Population variance, not sample variance

All four use population variance (ddof = 0):

mean = sum(x) / n
var  = sum((x - mean)^2) / n
std  = sqrt(var)

There is no sample-variance (ddof = 1) variant, no var_with_ddof, and no nanvar/nanstd in core. A single-element tensor has variance 0.0. A two-pass algorithm is used (mean first, then squared deviations) to avoid the avoidable cancellation of the naive one-pass E[x^2] - E[x]^2.

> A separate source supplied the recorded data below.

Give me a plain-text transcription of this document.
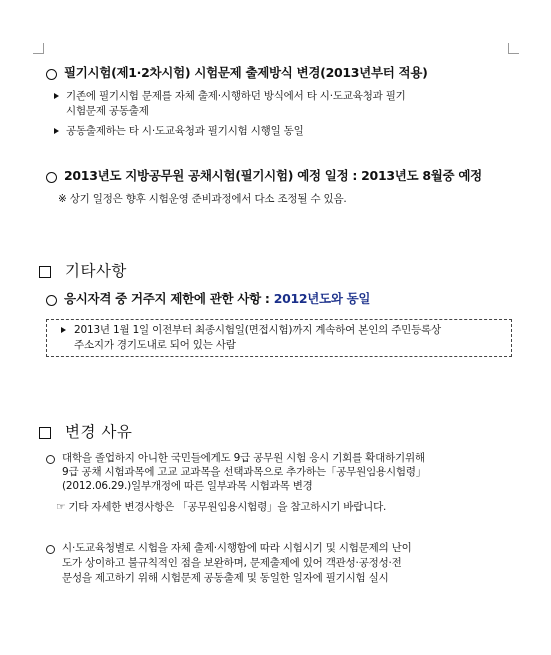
필기시험(제1·2차시험) 시험문제 출제방식 변경(2013년부터 적용)
기존에 필기시험 문제를 자체 출제·시행하던 방식에서 타 시·도교육청과 필기
시험문제 공동출제
공동출제하는 타 시·도교육청과 필기시험 시행일 동일
2013년도 지방공무원 공채시험(필기시험) 예정 일정 : 2013년도 8월중 예정
※ 상기 일정은 향후 시험운영 준비과정에서 다소 조정될 수 있음.
기타사항
응시자격 중 거주지 제한에 관한 사항 : 2012년도와 동일
2013년 1월 1일 이전부터 최종시험일(면접시험)까지 계속하여 본인의 주민등록상
주소지가 경기도내로 되어 있는 사람
변경 사유
대학을 졸업하지 아니한 국민들에게도 9급 공무원 시험 응시 기회를 확대하기위해
9급 공채 시험과목에 고교 교과목을 선택과목으로 추가하는「공무원임용시험령」
(2012.06.29.)일부개정에 따른 일부과목 시험과목 변경
☞ 기타 자세한 변경사항은 「공무원임용시험령」을 참고하시기 바랍니다.
시·도교육청별로 시험을 자체 출제·시행함에 따라 시험시기 및 시험문제의 난이
도가 상이하고 불규칙적인 점을 보완하며, 문제출제에 있어 객관성·공정성·전
문성을 제고하기 위해 시험문제 공동출제 및 동일한 일자에 필기시험 실시
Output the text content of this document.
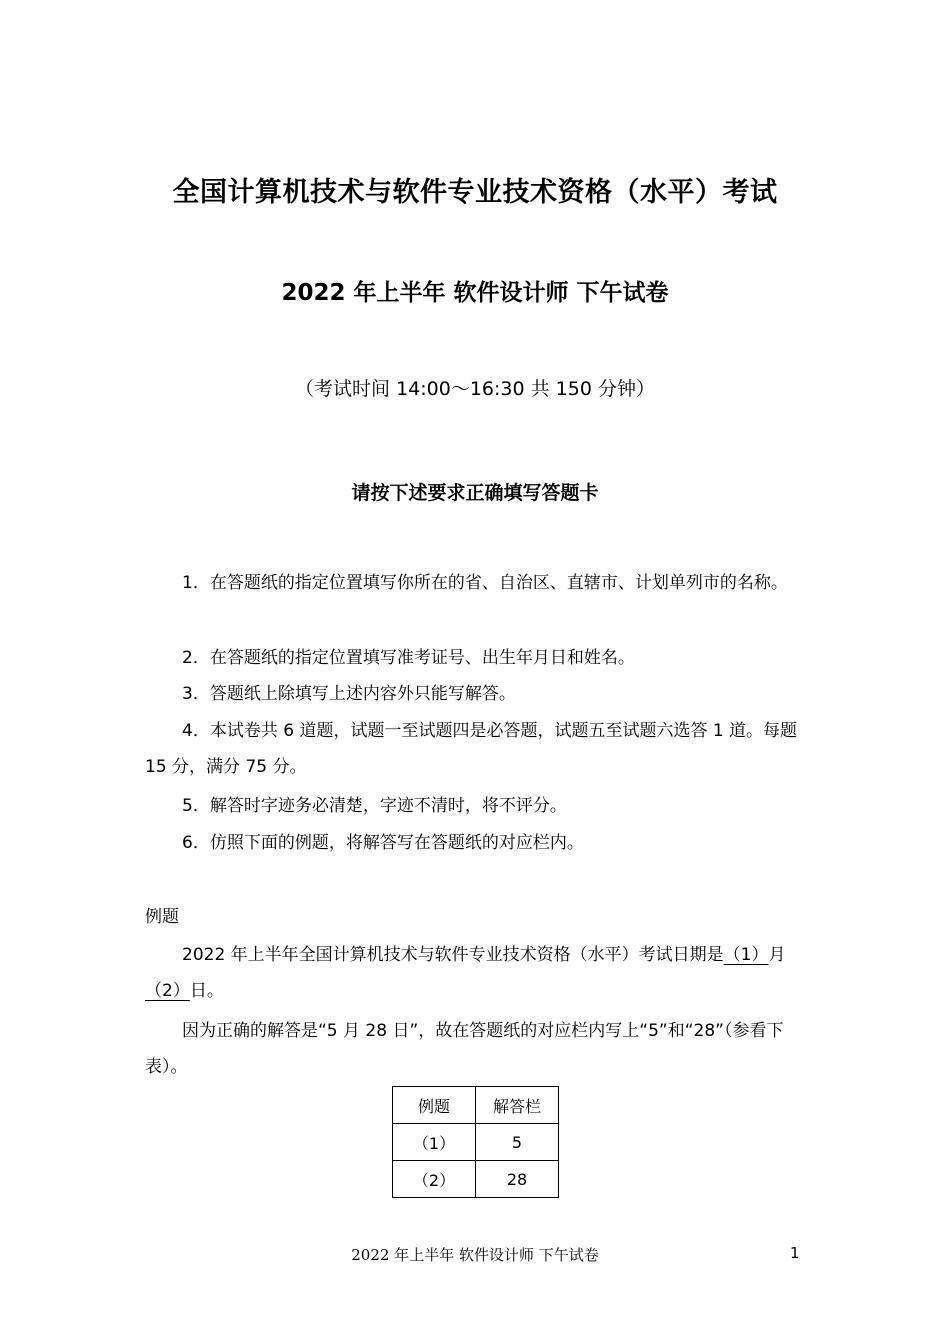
全国计算机技术与软件专业技术资格（水平）考试
2022 年上半年 软件设计师 下午试卷
（考试时间 14:00～16:30 共 150 分钟）
请按下述要求正确填写答题卡
1．在答题纸的指定位置填写你所在的省、自治区、直辖市、计划单列市的名称。
2．在答题纸的指定位置填写准考证号、出生年月日和姓名。
3．答题纸上除填写上述内容外只能写解答。
4．本试卷共 6 道题，试题一至试题四是必答题，试题五至试题六选答 1 道。每题 15 分，满分 75 分。
5．解答时字迹务必清楚，字迹不清时，将不评分。
6．仿照下面的例题，将解答写在答题纸的对应栏内。
例题
2022 年上半年全国计算机技术与软件专业技术资格（水平）考试日期是（1）月（2）日。
因为正确的解答是“5 月 28 日”，故在答题纸的对应栏内写上“5”和“28”（参看下表）。
例题	解答栏
（1）	5
（2）	28
2022 年上半年 软件设计师 下午试卷	1
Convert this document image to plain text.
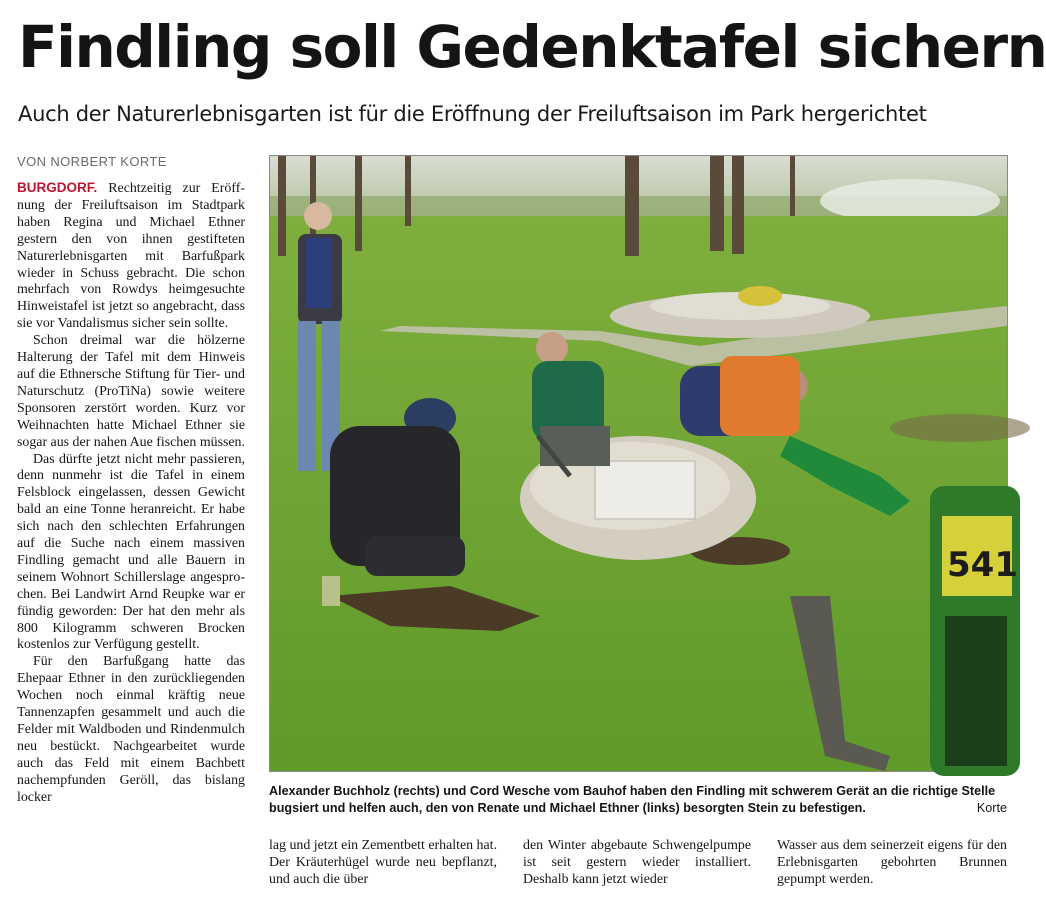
Findling soll Gedenktafel sichern
Auch der Naturerlebnisgarten ist für die Eröffnung der Freiluftsaison im Park hergerichtet
VON NORBERT KORTE

BURGDORF. Rechtzeitig zur Eröffnung der Freiluftsaison im Stadtpark haben Regina und Michael Ethner gestern den von ihnen gestifteten Naturerlebnisgarten mit Barfußpark wieder in Schuss gebracht. Die schon mehrfach von Rowdys heimgesuchte Hinweistafel ist jetzt so angebracht, dass sie vor Vandalismus sicher sein sollte.

Schon dreimal war die hölzerne Halterung der Tafel mit dem Hinweis auf die Ethnersche Stiftung für Tier- und Naturschutz (ProTiNa) sowie weitere Sponsoren zerstört worden. Kurz vor Weihnachten hatte Michael Ethner sie sogar aus der nahen Aue fischen müssen.

Das dürfte jetzt nicht mehr passieren, denn nunmehr ist die Tafel in einem Felsblock eingelassen, dessen Gewicht bald an eine Tonne heranreicht. Er habe sich nach den schlechten Erfahrungen auf die Suche nach einem massiven Findling gemacht und alle Bauern in seinem Wohnort Schillerslage angesprochen. Bei Landwirt Arnd Reupke war er fündig geworden: Der hat den mehr als 800 Kilogramm schweren Brocken kostenlos zur Verfügung gestellt.

Für den Barfußgang hatte das Ehepaar Ethner in den zurückliegenden Wochen noch einmal kräftig neue Tannenzapfen gesammelt und auch die Felder mit Waldboden und Rindenmulch neu bestückt. Nachgearbeitet wurde auch das Feld mit einem Bachbett nachempfunden Geröll, das bislang locker

541
Alexander Buchholz (rechts) und Cord Wesche vom Bauhof haben den Findling mit schwerem Gerät an die richtige Stelle bugsiert und helfen auch, den von Renate und Michael Ethner (links) besorgten Stein zu befestigen.	Korte

lag und jetzt ein Zementbett erhalten hat. Der Kräuterhügel wurde neu bepflanzt, und auch die über

den Winter abgebaute Schwengelpumpe ist seit gestern wieder installiert. Deshalb kann jetzt wieder

Wasser aus dem seinerzeit eigens für den Erlebnisgarten gebohrten Brunnen gepumpt werden.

NaN propagates: any NaN element yields NaN (per-slice for the axis variants), consistent with the other f64 reductions. Use try_numeric() to convert a dynamic tensor first; the statistics methods reject dynamic tensors.

var / std

#![allow(unused)]
fn main() {
Tensor::var(&self) -> f64
Tensor::std(&self) -> f64
Tensor::try_var(&self) -> Result<f64, MattenError>
Tensor::try_std(&self) -> Result<f64, MattenError>
}
[1, 2, 3, 4]  ->  mean 2.5,  var 1.25,  std sqrt(1.25) ≈ 1.118

The try_* forms return MattenError::Unsupported on a dynamic tensor. They also guard the empty-tensor case with MattenError::InvalidArgument, but matten forbids zero-sized dimensions, so an empty tensor is not constructible and that branch is unreachable through normal construction.

var_axis / std_axis

#![allow(unused)]
fn main() {
Tensor::var_axis(&self, axis: usize) -> Tensor
Tensor::std_axis(&self, axis: usize) -> Tensor
Tensor::try_var_axis(&self, axis: usize) -> Result<Tensor, MattenError>
Tensor::try_std_axis(&self, axis: usize) -> Result<Tensor, MattenError>
}

The reduced axis is removed from the output shape (no keepdims), matching the existing axis reductions (mean_axis, sum_axis):

[[1, 2, 3], [4, 5, 6]]  var_axis(0)  ->  [2.25, 2.25, 2.25]   // shape [3], per column
[[1, 2, 3], [4, 5, 6]]  var_axis(1)  ->  [2/3, 2/3]            // shape [2], per row

The try_* forms return MattenError::Shape if axis >= rank, or MattenError::Unsupported on a dynamic tensor.

Out of scope for core

sample variance (ddof = 1)    quantile        percentile
histogram                     covariance      correlation
z-score                       nanvar/nanstd   statistical tests

These are deferred to a possible future matten-stats companion, which would only be created once at least three clearly-useful, well-scoped APIs are accepted (RFC-040 §9). Some (z-score) overlap with matten-mlprep and must not be duplicated.

Example

See 16_variance_std.rs for a runnable walkthrough.